From Kevin Williamson at The National Review, A Deeper Naganism.

Excerpts:

But there is a critical variable that is at least partly within the direct control of government: the quality of government. The quality of government — its honesty, competence, reliability, and predictability — has an effect on most of the important economic variables. And not just government itself, but other institutions with the power to shape public life, such as unions and large firms. Quality is something outside of and different from policy specifics, which is why similar policies often produce wildly different outcomes in different polities: Single-payer health care in Bahrain turns out to be very different from single-payer health care in Canada. A high level of government-enforced union involvement has been catastrophic for the U.S. automotive industry but not for the German automotive industry, which is a lot less of a mystery than it seems when you account for the fact that the UAW is not IG Metall, GM is not Audi, and the U.S. government is not the German government.

There is no way to put a happy face on this fact: Critical American institutions are of shockingly low quality. Corruption is a part of that: At No. 19 on the Transparency International rankings, the United States is tied with Uruguay. Its transparency score of 73 is far behind where you want to be, among such category leaders as Denmark, New Zealand, Sweden, and Finland (91, 91, 89, and 89, respectively). We lag well behind our Canadian neighbors and such important international competitors as Germany. Our overall standing is not terrible, but it does not place us among global leaders, either. Moderation in the pursuit of honesty is no virtue.

Building a factory is an expensive, long-term commitment, and many investors will hesitate to do so if, for example, they are unsure of what their future labor environment will look like, whether the corporate-tax code will be used to subsidize their politically connected competitors, or what environmental rules they will be operating under. The Obama administration’s penchant for executive fiat makes the policy environment much less predictable — and does so largely for reasons of political self-interest. Things like the Keystone-pipeline delays and the EPA’s overreach on carbon dioxide emissions are pure politics, and nothing more. But they impose real costs.

What Ray Nagin did was a crime, but there are worse things than crimes. It is possible to undermine critical institutions without ever violating a law.

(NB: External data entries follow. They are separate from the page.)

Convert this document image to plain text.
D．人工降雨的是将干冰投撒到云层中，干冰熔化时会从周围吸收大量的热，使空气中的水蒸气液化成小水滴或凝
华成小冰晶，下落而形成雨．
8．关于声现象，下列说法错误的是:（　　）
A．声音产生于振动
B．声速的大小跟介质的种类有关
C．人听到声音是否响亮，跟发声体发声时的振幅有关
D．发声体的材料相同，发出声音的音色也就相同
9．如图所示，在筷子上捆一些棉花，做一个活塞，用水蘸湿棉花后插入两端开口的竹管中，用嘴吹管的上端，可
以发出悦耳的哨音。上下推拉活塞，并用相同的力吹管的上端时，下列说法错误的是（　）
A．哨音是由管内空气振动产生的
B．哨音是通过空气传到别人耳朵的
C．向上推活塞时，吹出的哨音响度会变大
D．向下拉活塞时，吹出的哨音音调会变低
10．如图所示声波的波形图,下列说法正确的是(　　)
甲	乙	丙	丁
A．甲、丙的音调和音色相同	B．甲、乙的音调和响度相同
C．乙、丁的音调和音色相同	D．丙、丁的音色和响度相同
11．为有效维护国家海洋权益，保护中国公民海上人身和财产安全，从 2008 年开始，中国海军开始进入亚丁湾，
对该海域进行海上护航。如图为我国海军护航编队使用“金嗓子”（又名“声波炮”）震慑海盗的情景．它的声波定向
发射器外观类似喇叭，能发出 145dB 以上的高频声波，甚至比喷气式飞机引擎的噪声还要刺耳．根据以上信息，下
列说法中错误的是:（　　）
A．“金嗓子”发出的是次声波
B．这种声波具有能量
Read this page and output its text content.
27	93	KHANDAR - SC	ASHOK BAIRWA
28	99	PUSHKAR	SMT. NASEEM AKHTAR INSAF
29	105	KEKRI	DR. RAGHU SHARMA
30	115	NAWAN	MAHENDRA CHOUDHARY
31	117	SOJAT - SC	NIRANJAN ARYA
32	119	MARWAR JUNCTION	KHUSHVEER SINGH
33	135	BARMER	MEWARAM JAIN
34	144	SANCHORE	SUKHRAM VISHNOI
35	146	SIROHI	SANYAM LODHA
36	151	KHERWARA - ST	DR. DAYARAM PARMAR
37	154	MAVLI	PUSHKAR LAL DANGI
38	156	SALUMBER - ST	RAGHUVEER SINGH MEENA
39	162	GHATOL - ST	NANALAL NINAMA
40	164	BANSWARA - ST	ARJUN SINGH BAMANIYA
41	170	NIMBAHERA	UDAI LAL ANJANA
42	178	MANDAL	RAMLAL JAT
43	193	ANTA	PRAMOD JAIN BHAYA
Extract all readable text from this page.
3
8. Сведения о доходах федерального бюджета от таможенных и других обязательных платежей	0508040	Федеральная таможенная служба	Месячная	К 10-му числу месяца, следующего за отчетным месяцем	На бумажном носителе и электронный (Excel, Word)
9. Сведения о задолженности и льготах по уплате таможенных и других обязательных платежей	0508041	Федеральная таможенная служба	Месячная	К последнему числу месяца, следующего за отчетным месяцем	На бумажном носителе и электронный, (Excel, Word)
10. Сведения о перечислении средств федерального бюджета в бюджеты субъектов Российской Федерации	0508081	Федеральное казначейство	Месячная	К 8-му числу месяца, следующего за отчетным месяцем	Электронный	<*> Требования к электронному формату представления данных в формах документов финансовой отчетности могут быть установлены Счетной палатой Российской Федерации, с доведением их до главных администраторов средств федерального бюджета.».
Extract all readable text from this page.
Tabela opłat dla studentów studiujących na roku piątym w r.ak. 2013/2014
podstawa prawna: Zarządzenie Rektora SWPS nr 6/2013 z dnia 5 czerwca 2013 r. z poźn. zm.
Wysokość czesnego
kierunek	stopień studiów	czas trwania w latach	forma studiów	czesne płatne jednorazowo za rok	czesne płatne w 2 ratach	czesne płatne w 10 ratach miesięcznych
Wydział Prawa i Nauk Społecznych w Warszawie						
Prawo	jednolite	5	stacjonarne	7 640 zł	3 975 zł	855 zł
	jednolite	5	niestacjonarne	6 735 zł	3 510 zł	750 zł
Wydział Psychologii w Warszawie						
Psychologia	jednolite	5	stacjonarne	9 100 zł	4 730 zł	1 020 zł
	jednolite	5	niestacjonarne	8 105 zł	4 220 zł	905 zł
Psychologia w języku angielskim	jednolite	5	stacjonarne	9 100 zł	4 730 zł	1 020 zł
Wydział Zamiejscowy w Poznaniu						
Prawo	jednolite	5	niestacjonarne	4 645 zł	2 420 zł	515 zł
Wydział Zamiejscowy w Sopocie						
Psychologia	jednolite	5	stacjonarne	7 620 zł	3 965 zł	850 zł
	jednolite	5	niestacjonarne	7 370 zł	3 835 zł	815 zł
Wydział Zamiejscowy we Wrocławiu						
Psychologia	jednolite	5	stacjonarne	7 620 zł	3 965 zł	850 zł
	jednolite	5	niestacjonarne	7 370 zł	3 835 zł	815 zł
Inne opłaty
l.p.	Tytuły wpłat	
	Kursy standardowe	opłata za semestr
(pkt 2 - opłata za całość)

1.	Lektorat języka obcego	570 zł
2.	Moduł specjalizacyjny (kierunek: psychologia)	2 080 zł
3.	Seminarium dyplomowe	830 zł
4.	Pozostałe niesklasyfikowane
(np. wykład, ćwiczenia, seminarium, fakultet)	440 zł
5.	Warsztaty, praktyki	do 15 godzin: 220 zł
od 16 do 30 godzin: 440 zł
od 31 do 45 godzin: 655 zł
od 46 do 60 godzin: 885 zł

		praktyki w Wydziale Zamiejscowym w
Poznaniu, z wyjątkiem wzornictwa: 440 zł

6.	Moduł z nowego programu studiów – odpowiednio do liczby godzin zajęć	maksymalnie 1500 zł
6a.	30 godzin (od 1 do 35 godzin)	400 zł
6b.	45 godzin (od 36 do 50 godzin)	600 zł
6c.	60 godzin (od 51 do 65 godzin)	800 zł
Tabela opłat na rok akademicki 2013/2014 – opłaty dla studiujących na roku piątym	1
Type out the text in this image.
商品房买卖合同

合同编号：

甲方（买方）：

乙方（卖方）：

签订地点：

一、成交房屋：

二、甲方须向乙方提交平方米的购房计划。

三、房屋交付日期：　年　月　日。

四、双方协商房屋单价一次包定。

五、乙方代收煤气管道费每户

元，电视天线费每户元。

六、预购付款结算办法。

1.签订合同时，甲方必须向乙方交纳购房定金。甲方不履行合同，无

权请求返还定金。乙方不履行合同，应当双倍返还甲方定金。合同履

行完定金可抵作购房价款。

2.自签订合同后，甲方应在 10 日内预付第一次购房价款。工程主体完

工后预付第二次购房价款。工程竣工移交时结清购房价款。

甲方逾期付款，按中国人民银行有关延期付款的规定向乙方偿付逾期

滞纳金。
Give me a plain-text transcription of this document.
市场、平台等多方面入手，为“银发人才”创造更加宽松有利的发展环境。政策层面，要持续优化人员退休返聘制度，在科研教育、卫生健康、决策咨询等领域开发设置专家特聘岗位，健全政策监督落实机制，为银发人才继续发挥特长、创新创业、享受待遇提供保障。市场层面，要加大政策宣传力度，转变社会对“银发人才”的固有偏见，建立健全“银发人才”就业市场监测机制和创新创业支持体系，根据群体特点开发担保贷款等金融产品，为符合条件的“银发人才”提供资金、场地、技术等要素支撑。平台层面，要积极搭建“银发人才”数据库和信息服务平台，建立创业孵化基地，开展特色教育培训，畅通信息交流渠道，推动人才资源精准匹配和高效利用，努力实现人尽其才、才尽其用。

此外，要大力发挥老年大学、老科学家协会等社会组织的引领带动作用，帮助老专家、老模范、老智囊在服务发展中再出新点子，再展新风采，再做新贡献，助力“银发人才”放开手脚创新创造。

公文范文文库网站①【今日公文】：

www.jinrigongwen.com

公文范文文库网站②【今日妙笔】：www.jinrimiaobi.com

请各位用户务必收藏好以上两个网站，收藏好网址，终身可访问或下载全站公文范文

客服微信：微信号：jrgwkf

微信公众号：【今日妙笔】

Combined federal, state, and local spending in the United States is about the same as it is in Canada, so it is not as if we were starving our public sector to death. The problem is that our institutions are not full of Canadian budgeters, Finnish school administrators, and Swiss train conductors. They are full of Ray Nagins.

HKO

One could deduce from Kevin’s point that the problem is not the dysfunctional philosophy of the current progressive tilt in our government, but lies in the poor quality of its executors.  Socialists’ failures have long been given a pass by blaming the leaders rather than the system.

But a system that depends on the moral purity of the administrators and elected officials is a system doomed to fail.  One of the reasons to keep government small is that larger more expansive government is hard to staff with ethical and competent leaders.  The more that government tries to direct our lives, the more it presumes a consensus that does not exist and the more it requires force;  attracting an undesirable element into its ranks.  The objective for the elected becomes power rather than service, no matter how much they claim otherwise.  It is also one of the reasons that a skeptical press is essential.

The Democrats would serve their cause much better if they held their representatives to a higher standard. And the GOP would do well to compete on this standard and  focus on the numerous ethical transgressions of the Democrats. The GOP should also avoid residing in glass houses.

But ultimately the responsibility lies with the voters.